Growing up I didn’t feel lucky. One year, my mom called my brother and me into the kitchen and said, “There’s no easy way to put this. There’s not gonna be a Christmas this year. We can’t afford it." 8-year-old me was gutted. Christmas was never a windfall of gifts and cheer at our house, but there was always a little something, a stocking stuffer and a filling meal, breaking up the monotony of what felt like a string of endless meager days.
Our dad had left four years earlier. I could still picture the white Pontiac pulling out of the driveway. My brother, two years older than me, and with a better grasp of what was happening, was an inconsolable mess of screams and sobs, trying to run after the retreating car.
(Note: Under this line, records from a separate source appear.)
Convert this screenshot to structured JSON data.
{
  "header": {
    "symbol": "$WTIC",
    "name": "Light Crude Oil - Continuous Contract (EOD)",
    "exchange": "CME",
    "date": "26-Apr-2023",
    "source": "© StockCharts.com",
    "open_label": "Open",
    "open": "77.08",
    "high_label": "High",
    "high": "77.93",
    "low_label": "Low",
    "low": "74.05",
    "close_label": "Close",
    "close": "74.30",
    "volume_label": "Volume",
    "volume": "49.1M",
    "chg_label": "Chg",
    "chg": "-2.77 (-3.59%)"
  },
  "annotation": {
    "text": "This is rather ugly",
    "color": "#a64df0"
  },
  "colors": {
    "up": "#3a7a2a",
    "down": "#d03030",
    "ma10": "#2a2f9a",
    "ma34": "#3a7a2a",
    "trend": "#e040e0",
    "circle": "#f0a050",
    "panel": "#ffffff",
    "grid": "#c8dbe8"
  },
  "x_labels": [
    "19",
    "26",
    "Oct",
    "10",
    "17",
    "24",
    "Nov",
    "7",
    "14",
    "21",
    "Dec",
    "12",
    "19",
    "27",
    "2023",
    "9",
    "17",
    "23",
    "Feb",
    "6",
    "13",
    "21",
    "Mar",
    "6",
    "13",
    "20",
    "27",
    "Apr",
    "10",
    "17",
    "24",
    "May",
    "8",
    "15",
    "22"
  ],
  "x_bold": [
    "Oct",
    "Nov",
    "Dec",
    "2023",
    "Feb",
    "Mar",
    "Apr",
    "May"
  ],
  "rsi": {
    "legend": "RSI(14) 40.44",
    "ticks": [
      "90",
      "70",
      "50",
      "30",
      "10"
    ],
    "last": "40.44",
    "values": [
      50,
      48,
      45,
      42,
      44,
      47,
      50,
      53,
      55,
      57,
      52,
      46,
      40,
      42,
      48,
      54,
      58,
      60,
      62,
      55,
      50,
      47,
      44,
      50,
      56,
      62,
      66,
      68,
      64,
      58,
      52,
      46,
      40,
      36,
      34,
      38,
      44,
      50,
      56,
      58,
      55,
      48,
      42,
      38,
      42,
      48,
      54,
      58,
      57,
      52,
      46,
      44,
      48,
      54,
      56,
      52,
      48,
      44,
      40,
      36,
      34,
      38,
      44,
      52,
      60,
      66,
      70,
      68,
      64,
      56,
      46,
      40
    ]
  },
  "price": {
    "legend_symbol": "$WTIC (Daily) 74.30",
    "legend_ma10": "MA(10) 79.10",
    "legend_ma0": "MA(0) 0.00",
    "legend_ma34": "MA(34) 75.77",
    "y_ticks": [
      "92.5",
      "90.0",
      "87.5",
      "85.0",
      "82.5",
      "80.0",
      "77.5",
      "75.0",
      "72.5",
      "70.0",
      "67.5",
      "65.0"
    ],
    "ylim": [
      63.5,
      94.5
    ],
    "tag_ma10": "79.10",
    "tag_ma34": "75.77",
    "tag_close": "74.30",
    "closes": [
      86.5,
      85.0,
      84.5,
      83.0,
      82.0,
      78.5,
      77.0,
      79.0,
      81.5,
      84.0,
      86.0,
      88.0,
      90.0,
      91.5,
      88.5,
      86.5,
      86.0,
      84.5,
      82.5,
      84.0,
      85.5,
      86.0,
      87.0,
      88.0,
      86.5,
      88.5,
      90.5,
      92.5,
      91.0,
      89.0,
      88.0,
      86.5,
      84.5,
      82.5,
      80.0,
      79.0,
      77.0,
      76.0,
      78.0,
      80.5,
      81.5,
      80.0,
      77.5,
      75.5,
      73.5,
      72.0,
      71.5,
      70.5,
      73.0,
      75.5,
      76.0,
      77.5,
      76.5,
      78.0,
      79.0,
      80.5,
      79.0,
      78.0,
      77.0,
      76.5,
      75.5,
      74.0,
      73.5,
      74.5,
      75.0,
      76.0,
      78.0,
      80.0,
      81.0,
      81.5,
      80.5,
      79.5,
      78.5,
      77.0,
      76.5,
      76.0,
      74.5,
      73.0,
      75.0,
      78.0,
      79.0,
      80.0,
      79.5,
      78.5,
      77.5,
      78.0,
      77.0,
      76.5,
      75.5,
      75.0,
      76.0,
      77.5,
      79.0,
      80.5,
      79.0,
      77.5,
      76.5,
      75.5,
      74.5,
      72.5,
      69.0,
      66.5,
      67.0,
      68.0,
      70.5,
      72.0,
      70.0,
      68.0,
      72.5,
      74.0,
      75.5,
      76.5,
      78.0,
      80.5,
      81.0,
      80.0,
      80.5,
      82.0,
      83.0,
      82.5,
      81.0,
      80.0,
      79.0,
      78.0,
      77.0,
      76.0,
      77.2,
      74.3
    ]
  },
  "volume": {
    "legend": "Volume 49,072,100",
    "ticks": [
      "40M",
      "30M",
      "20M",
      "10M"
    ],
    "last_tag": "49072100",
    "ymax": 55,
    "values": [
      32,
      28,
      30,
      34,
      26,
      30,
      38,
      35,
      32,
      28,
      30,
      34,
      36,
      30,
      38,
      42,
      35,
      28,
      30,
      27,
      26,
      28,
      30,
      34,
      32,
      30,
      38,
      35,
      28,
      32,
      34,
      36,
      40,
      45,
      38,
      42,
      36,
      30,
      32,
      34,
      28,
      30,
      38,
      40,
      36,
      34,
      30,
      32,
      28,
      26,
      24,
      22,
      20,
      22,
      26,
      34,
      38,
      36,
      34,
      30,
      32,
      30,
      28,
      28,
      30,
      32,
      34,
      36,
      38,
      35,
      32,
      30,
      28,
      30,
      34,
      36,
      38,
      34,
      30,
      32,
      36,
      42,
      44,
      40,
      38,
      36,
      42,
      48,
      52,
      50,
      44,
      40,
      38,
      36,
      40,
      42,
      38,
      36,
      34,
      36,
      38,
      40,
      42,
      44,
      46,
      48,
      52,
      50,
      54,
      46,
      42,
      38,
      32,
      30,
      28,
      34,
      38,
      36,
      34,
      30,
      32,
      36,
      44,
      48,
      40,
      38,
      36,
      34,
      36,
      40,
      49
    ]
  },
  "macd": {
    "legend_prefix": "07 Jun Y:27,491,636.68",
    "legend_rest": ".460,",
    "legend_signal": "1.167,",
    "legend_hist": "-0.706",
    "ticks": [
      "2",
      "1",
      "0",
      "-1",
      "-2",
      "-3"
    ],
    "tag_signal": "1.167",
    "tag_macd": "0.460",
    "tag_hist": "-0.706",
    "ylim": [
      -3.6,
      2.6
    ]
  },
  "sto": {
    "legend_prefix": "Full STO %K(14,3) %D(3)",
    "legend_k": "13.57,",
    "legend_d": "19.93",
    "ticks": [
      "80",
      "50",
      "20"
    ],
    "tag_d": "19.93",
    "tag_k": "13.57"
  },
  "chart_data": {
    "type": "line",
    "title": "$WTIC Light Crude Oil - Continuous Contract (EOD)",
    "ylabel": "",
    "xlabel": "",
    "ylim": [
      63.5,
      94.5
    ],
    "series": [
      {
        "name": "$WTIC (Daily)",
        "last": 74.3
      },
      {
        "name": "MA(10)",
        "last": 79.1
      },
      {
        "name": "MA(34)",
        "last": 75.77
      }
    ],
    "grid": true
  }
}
Ever since then my mother had been the sole breadwinner of the family. My brother and I knew things were bad. It meant utilities being routinely shut off. It meant pulling up the carpet in our house when it got hot, and we couldn’t afford to run the air conditioning. It meant excessive abuse.
The night we were told there wouldn’t be a Christmas, I could hear my brother softly sniffling in bed. I covered my head with a sheet, feeling my own tears rolling down my cheeks.
On Christmas Eve, something happened that changed my whole view of humanity. My mother was driving my brother and me home, parking in front of the garage. Taped to our garage door was an envelope. My mother took the envelope down and opened it. Inside was a blue card with a dove on the front and the word “LOVE.” Nestled in the card was a $20 bill. It was completely anonymous, there was no sign of who or where it had come from. To this day I don’t know the identity of the good Samaritan. Someone had seen us struggling and, needing no gratitude or recognition, gave us enough money for our mom to scrape together a last-minute Christmas—which she did.
That act of kindness was my first understanding of how much people care for one another and want to help others. From the moment I saw that green bill and realized what it meant for our little family that year, I was committed to providing the same generosity to others that I was shown that night. I’ve kept good on that commitment. It’s not always easy. I wanted to help people by protecting them. I found I could do this by delivering families a house and home of their own.
I uphold those same pillars of goodwill and protection for everyone I work for, like the little dove on our garage door that dared to love.